Pour eux, rien d’insurmontable. Les premiers pas sont mêmes sympas.

« Les premiers pas sont en général assez simples car on a souvent des gros postes. L’avion plusieurs fois par an par exemple. On peut réduire ! » Vincent
« Nous avons la chance d’avoir des postes de dépenses non contraints et des leviers relativement faciles à actionner. Parce qu’on vit à Paris. Parce qu’on a la chance aussi d’avoir le revenu de faire ces choix là. » Vincent

La recommandation CMCM pour se lancer dans le calcul de son empreinte carbone

  • Comprendre : se documenter comme Max et Vincent pour bien faire et connaître les ordres de grandeur.
  • Mesurer : mesurer son empreinte carbone et se la représenter dans différentes catégories d’émission.
  • Compartimenter : se fixer un ou des objectifs simples par secteur. Il y a des actions plus efficaces que d’autres pour réduire son empreinte carbone, il est important de comprendre les ordres de grandeurs associés. Si vous achetez 10 vêtements neufs par mois, c’est peut être par là qu’il faudra commencer.
  • Faire : passer à l’action et tester. On a tous débuté !

L’action personnelle et leur approche non-dogmatique

« On le fait avec des données. Ce n’est pas dogmatique. » Max

Bien que familier des chiffres, ils sont convaincus que c’est accessible.

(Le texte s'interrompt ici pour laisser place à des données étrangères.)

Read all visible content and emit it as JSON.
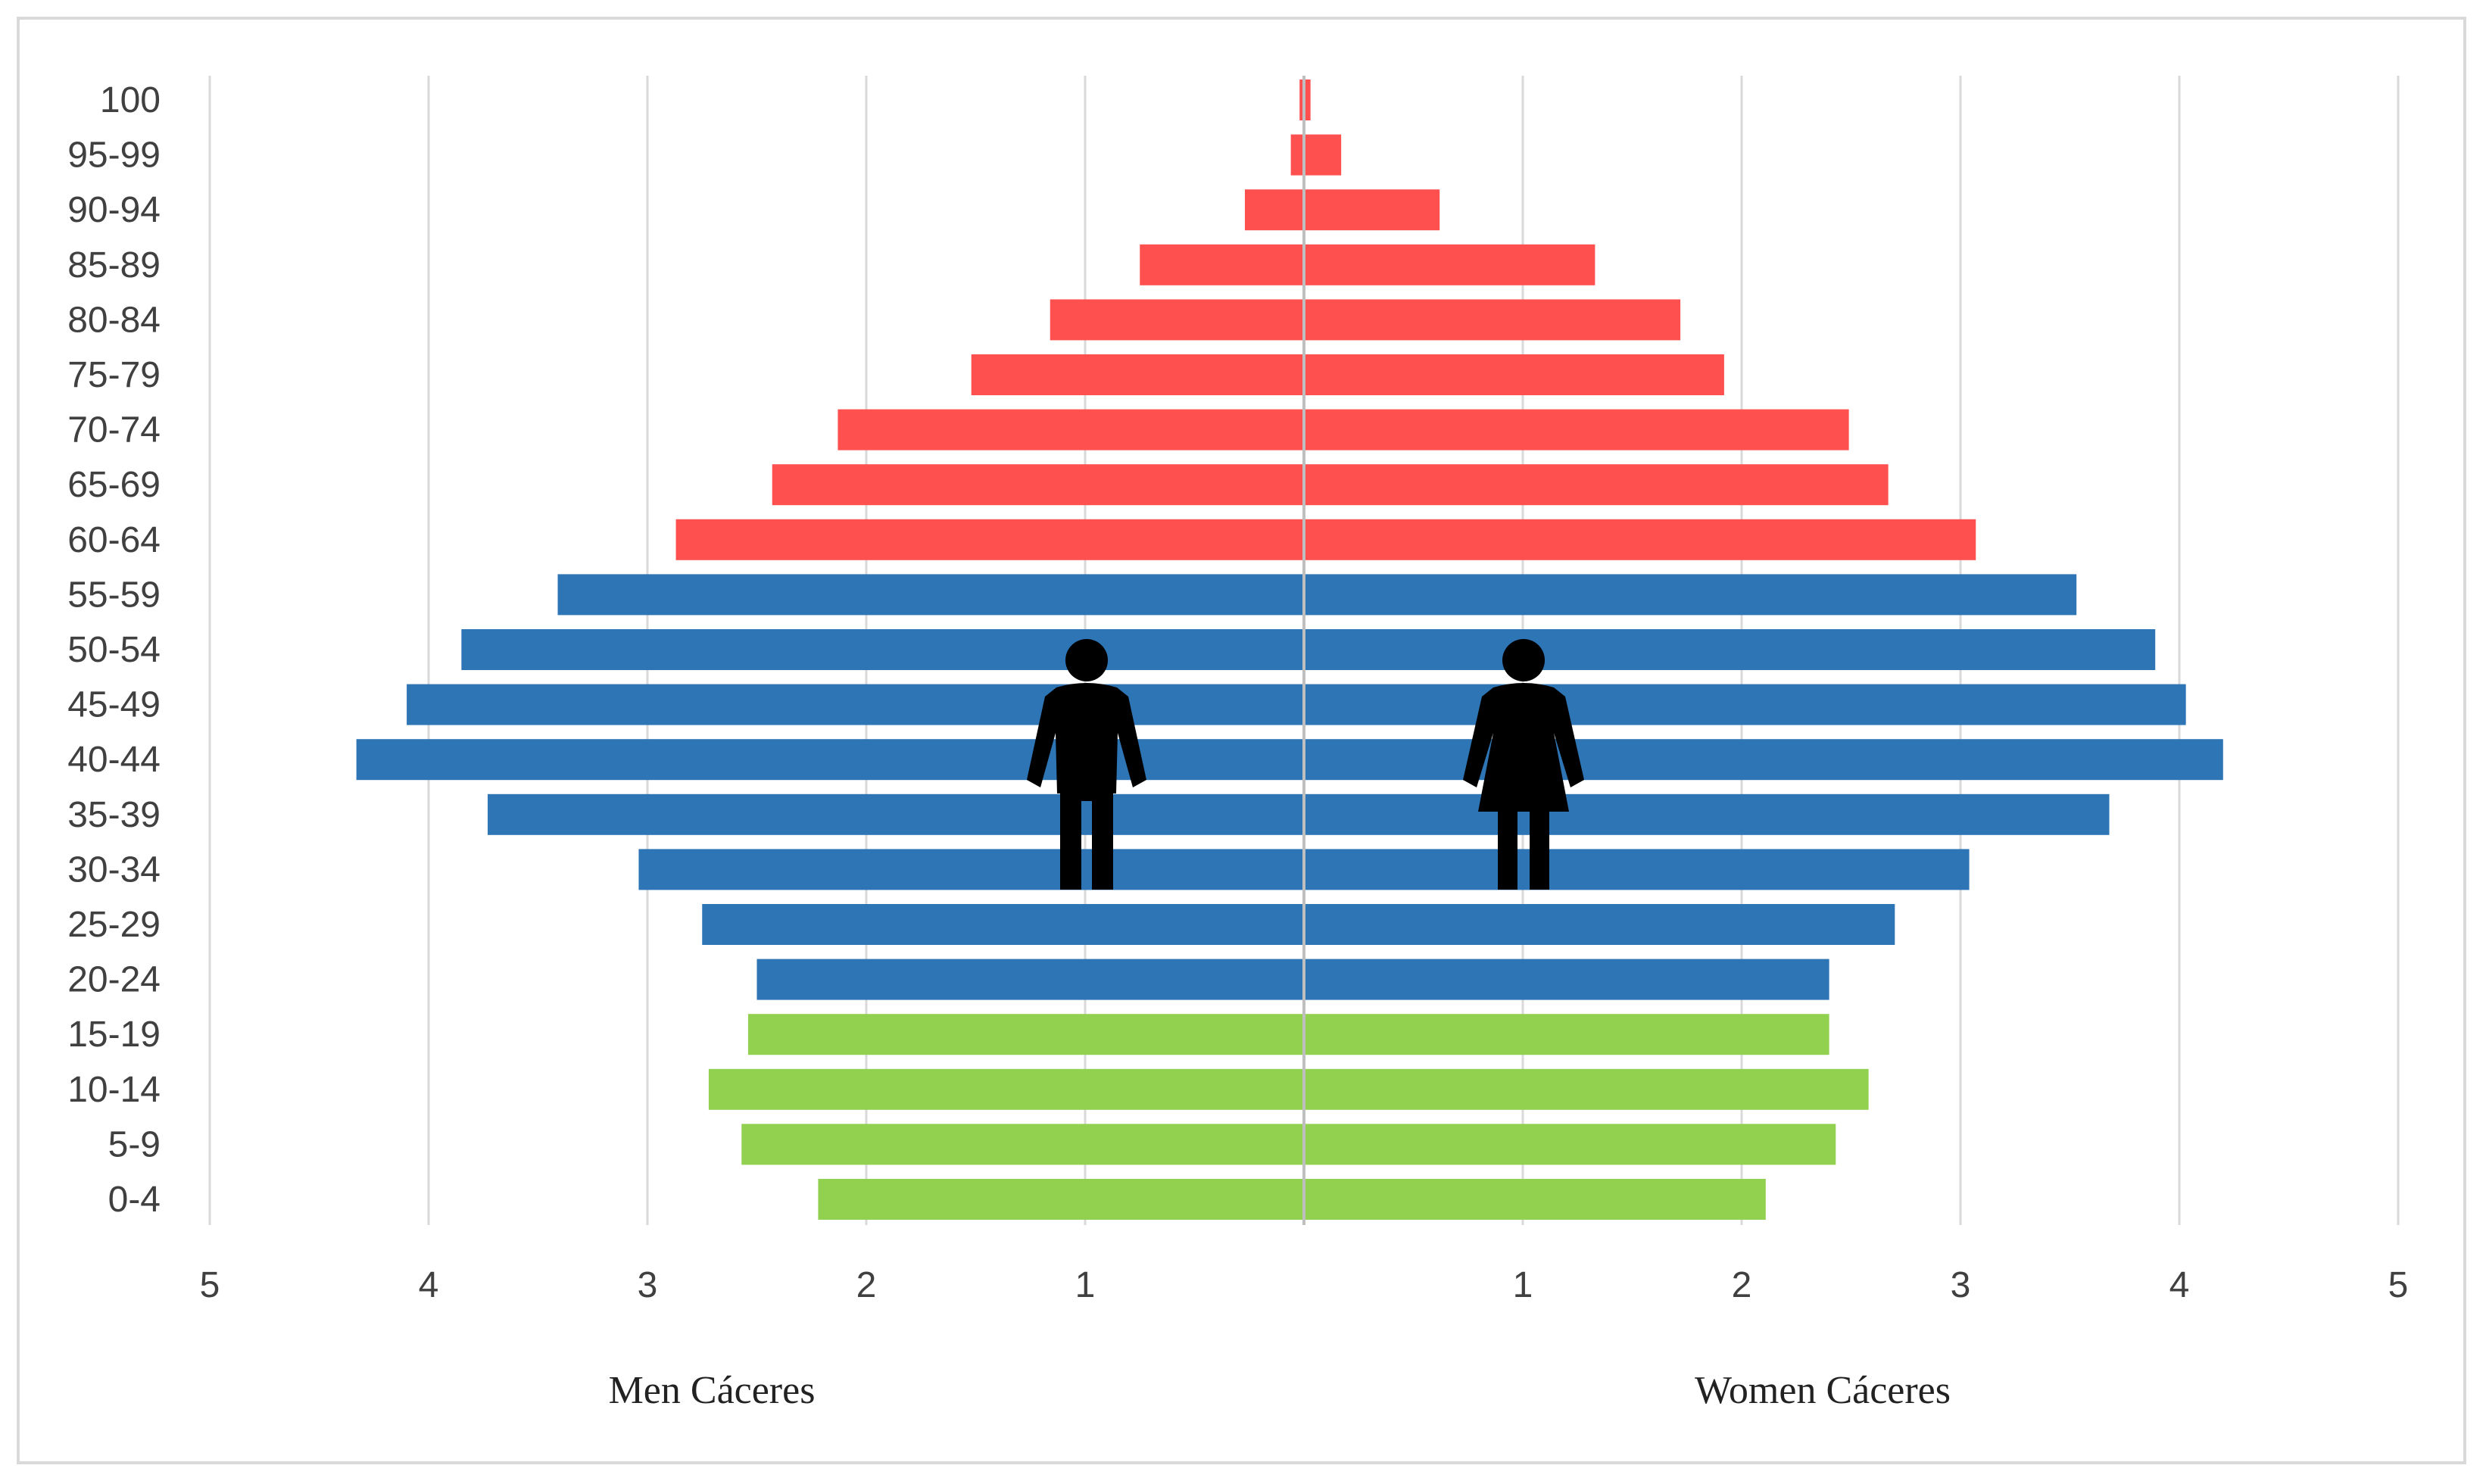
{
  "chart_data": {
    "type": "bar",
    "orientation": "horizontal",
    "layout": "population-pyramid",
    "categories": [
      "100",
      "95-99",
      "90-94",
      "85-89",
      "80-84",
      "75-79",
      "70-74",
      "65-69",
      "60-64",
      "55-59",
      "50-54",
      "45-49",
      "40-44",
      "35-39",
      "30-34",
      "25-29",
      "20-24",
      "15-19",
      "10-14",
      "5-9",
      "0-4"
    ],
    "series": [
      {
        "name": "Men Cáceres",
        "values": [
          0.02,
          0.06,
          0.27,
          0.75,
          1.16,
          1.52,
          2.13,
          2.43,
          2.87,
          3.41,
          3.85,
          4.1,
          4.33,
          3.73,
          3.04,
          2.75,
          2.5,
          2.54,
          2.72,
          2.57,
          2.22
        ]
      },
      {
        "name": "Women Cáceres",
        "values": [
          0.03,
          0.17,
          0.62,
          1.33,
          1.72,
          1.92,
          2.49,
          2.67,
          3.07,
          3.53,
          3.89,
          4.03,
          4.2,
          3.68,
          3.04,
          2.7,
          2.4,
          2.4,
          2.58,
          2.43,
          2.11
        ]
      }
    ],
    "age_groups": {
      "elderly": [
        "100",
        "95-99",
        "90-94",
        "85-89",
        "80-84",
        "75-79",
        "70-74",
        "65-69",
        "60-64"
      ],
      "working": [
        "55-59",
        "50-54",
        "45-49",
        "40-44",
        "35-39",
        "30-34",
        "25-29",
        "20-24"
      ],
      "young": [
        "15-19",
        "10-14",
        "5-9",
        "0-4"
      ]
    },
    "colors": {
      "elderly": "#ff5050",
      "working": "#2e75b6",
      "young": "#92d050",
      "grid": "#d9d9d9",
      "center_line": "#bfbfbf"
    },
    "x_ticks": [
      "5",
      "4",
      "3",
      "2",
      "1",
      "",
      "1",
      "2",
      "3",
      "4",
      "5"
    ],
    "xlim": [
      -5,
      5
    ],
    "icons": [
      "man-icon",
      "woman-icon"
    ],
    "labels": {
      "left": "Men Cáceres",
      "right": "Women Cáceres"
    },
    "grid": true,
    "legend": "none"
  }
}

« Je ne me sens pas un activiste. Juste un relai de ce que j’en ai compris. La façon dont j’aborde le sujet avec mes parents, mes grands-parents c’est juste d’expliquer qu’il y a des ordres de grandeurs et que tout ne se vaut pas. Quels sont les ordres de grandeur faciles à aborder pour chacun ? Ensuite, j’explique comment moi je fonctionne et quels objectifs je me fixe chaque année. » Max
« On essaie d’avoir un discours positif. Si vous parlez à votre grande tante ou vos grands-parents, il faut simplifier le sujet. Est-ce que vous avez besoin de deux voitures alors que vous êtes un couple ? Vous pouvez réduire votre consommation de bœuf, vos trajets en avion. Cela sera très bien. » Max

Le CMCM de ces entrepreneurs

Le “moins” de “consomme moins” de Vincent se traduit par la réduction annuelle de son enveloppe d'émissions.

Celui de Max se divise en deux aspects. Pour les biens, c’est le moyen d’atteindre la réduction de ses émissions. Pour les services, aller au théâtre par exemple, il n’a pas vocation à réduire, au contraire selon lui.

« Je ne suis pas très à l’aise avec l’idée de décroissance. Pour moi, on peut déverser une consommation de produits en service. » Max
Consomme Moins

Leur “mieux” repose sur la consommation de produits respectant les droits humains, une consommation plus juste et accessible.

« Comment permettre à des gens qui consomment de la fast fashion pour des raisons économiques d’avoir accès à des produits durables, de qualité et à des prix accessibles ? Avec la seconde main. » Vincent
Consomme mieux

En résumé, leur "moins" repose davantage sur des aspects écologiques et leur "mieux" sur des aspects sociétaux.